The points weren’t just a vanity metric – the badge holders got free food and drinks, tickets to events and other perks to which other users weren’t entitled. This process turns users into regular reviews at over 65%!
Honesty during the Sales Process
Be upfront with potential customers during the sales process when both parties are figuring out if they are a good match. As a business, you should provide case studies and testimonials that showcase how you’ve worked with other customers and the goals you’ve reached.
Prospects must have a clear picture of what they can expect when doing business with you. This will ensure that their expectations are realistic which increases the likelihood that they’ll be satisfied with your product/service.
If you fail to effectively communicate what potential customers can expect from your brand, then you run the risk of upsetting them. For instance, they might be under the impression that they can achieve certain goals immediately, without having to wait or implement other initiatives.
Map out Where the Relationship is Heading
Professional relationships share many similarities with romantic ones. Potential customers want to know what the future of their relationship with your brand looks like. What’s the plan for the future?

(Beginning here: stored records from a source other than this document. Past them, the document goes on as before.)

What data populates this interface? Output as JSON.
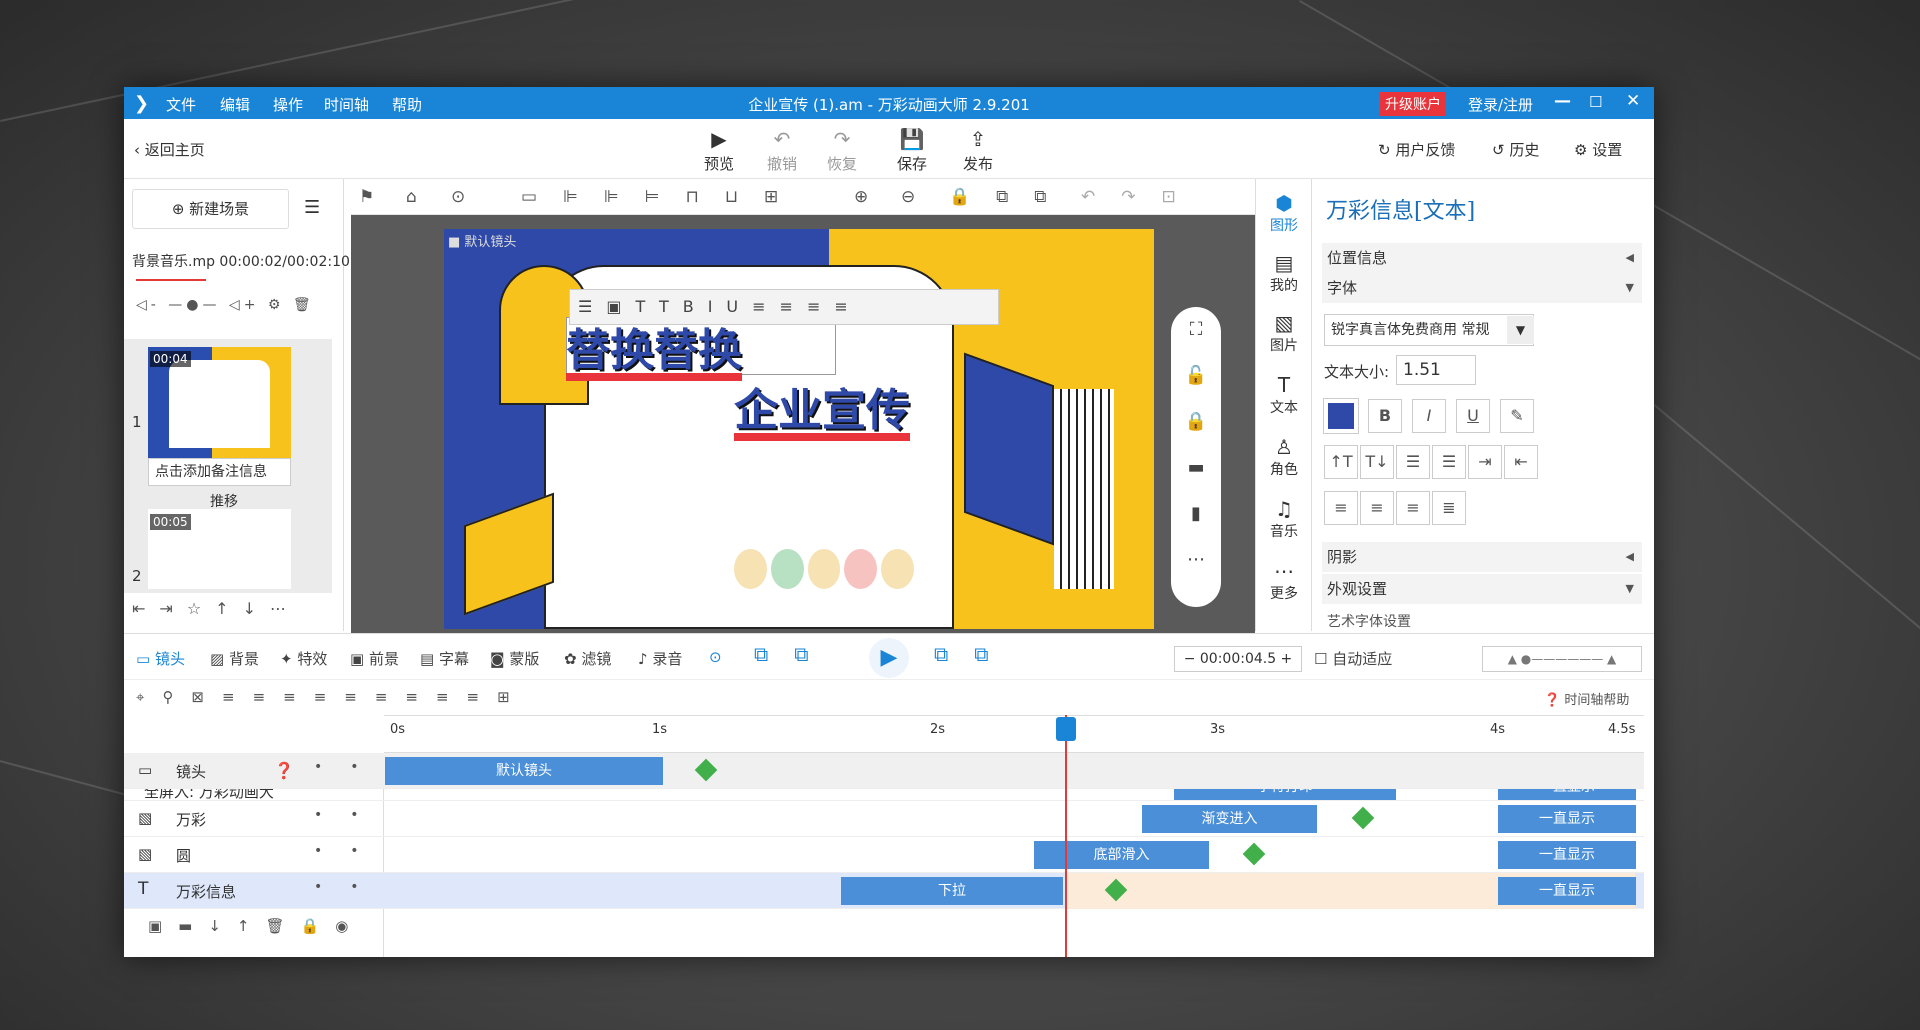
{
  "titlebar": {
    "menu": [
      "文件",
      "编辑",
      "操作",
      "时间轴",
      "帮助"
    ],
    "title": "企业宣传 (1).am - 万彩动画大师 2.9.201",
    "upgrade": "升级账户",
    "login": "登录/注册",
    "minimize": "—",
    "maximize": "☐",
    "close": "✕"
  },
  "toolbar": {
    "back": "返回主页",
    "preview": "预览",
    "undo": "撤销",
    "redo": "恢复",
    "save": "保存",
    "publish": "发布",
    "feedback": "用户反馈",
    "history": "历史",
    "settings": "设置"
  },
  "left": {
    "new_scene": "新建场景",
    "music": "背景音乐.mp  00:00:02/00:02:10",
    "scenes": [
      {
        "num": "1",
        "time": "00:04",
        "note": "点击添加备注信息",
        "transition": "推移"
      },
      {
        "num": "2",
        "time": "00:05"
      }
    ]
  },
  "stage": {
    "camera_label": "默认镜头",
    "text1": "替换替换",
    "text2": "企业宣传"
  },
  "right_icons": [
    "图形",
    "我的",
    "图片",
    "文本",
    "角色",
    "音乐",
    "更多"
  ],
  "props": {
    "title": "万彩信息[文本]",
    "position": "位置信息",
    "font": "字体",
    "font_value": "锐字真言体免费商用 常规",
    "size_label": "文本大小:",
    "size_value": "1.51",
    "shadow": "阴影",
    "appearance": "外观设置",
    "art": "艺术字体设置"
  },
  "tl_controls": {
    "items": [
      "镜头",
      "背景",
      "特效",
      "前景",
      "字幕",
      "蒙版",
      "滤镜",
      "录音"
    ],
    "time": "00:00:04.5",
    "auto": "自动适应",
    "help": "时间轴帮助"
  },
  "ruler": [
    "0s",
    "1s",
    "2s",
    "3s",
    "4s",
    "4.5s"
  ],
  "tracks": [
    {
      "name": "镜头",
      "bars": [
        {
          "label": "默认镜头"
        }
      ]
    },
    {
      "name": "全屏入: 万彩动画大",
      "bars": [
        {
          "label": "字符打印"
        },
        {
          "label": "一直显示"
        }
      ]
    },
    {
      "name": "万彩",
      "bars": [
        {
          "label": "渐变进入"
        },
        {
          "label": "一直显示"
        }
      ]
    },
    {
      "name": "圆",
      "bars": [
        {
          "label": "底部滑入"
        },
        {
          "label": "一直显示"
        }
      ]
    },
    {
      "name": "万彩信息",
      "bars": [
        {
          "label": "下拉"
        },
        {
          "label": "一直显示"
        }
      ]
    }
  ],
  "colors": {
    "accent": "#1a85d6",
    "bar": "#4a8fd8",
    "upgrade": "#e8343a",
    "stage_blue": "#2f49a8",
    "stage_yellow": "#f7c21b"
  }
}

Companies need to have plans for preventing relationships from becoming stale and uninspiring. Even if things are going swimmingly between the two parties, there’s always the risk that the customer can feel that relationship has fallen into a routine. Your customer retention team should communicate new projects and milestones that will keep customers excited about the current and upcoming steps of the relationship.
Provide a Personalized Experience
Personalization is a simple gesture that shows your customer that they aren’t just another account that needs to be converted.
Addressing a customer by name in an email containing content they like is a proven way of providing a personal touch that increases customer retention. Retention increases further if the email offers discounts or another type of reward.
This tactic entails collecting customer information, which you will then use to make offers tailored specifically for each customer.
On a related note, use email to reach out to your customers and show them ways that you can help them achieve their goals. Send them emails containing tutorials on your company’s latest product/service that will help them accomplish their tasks.
The idea is to build up your company’s legitimacy through valuable personalized content.
Pro-tip: The company’s CEO can send an email once every quarter discussing growth and various initiatives taken.
Ask For Feedback
Engaging with both satisfied and dissatisfied customers is a necessary part of any retention strategy. If there are customers who are writing negative reviews of your business, then you must engage with them as quickly as possible and try to find out the reasons why the customer doesn’t wish to continue doing business with you. This will help you to take measures that will stop others from leaving the company. Identify problems as soon as possible to prevent more customers from leaving. But you first have to understand the reason for dissatisfaction.
However, even in cases when the reviews are from happy customers, you should engage with them. A simple thank you message to a satisfied customer shows how much your business appreciates them and doesn’t take them for granted.
Pro-tip: Maintain a detailed record of previous communication with all of your customers. A customer service representative has access to the entire history of the relationship, which will them move the relationship further more efficiently.
Retention is Key
No business can afford to let customers just slip away. Once you’ve converted a prospect into a customer, you must implement retention strategies that will not only encourage them to continue doing business with you, but will also spur them on to spread your message.
These are some of the most common and effective techniques for retaining customers that will help you grow your business.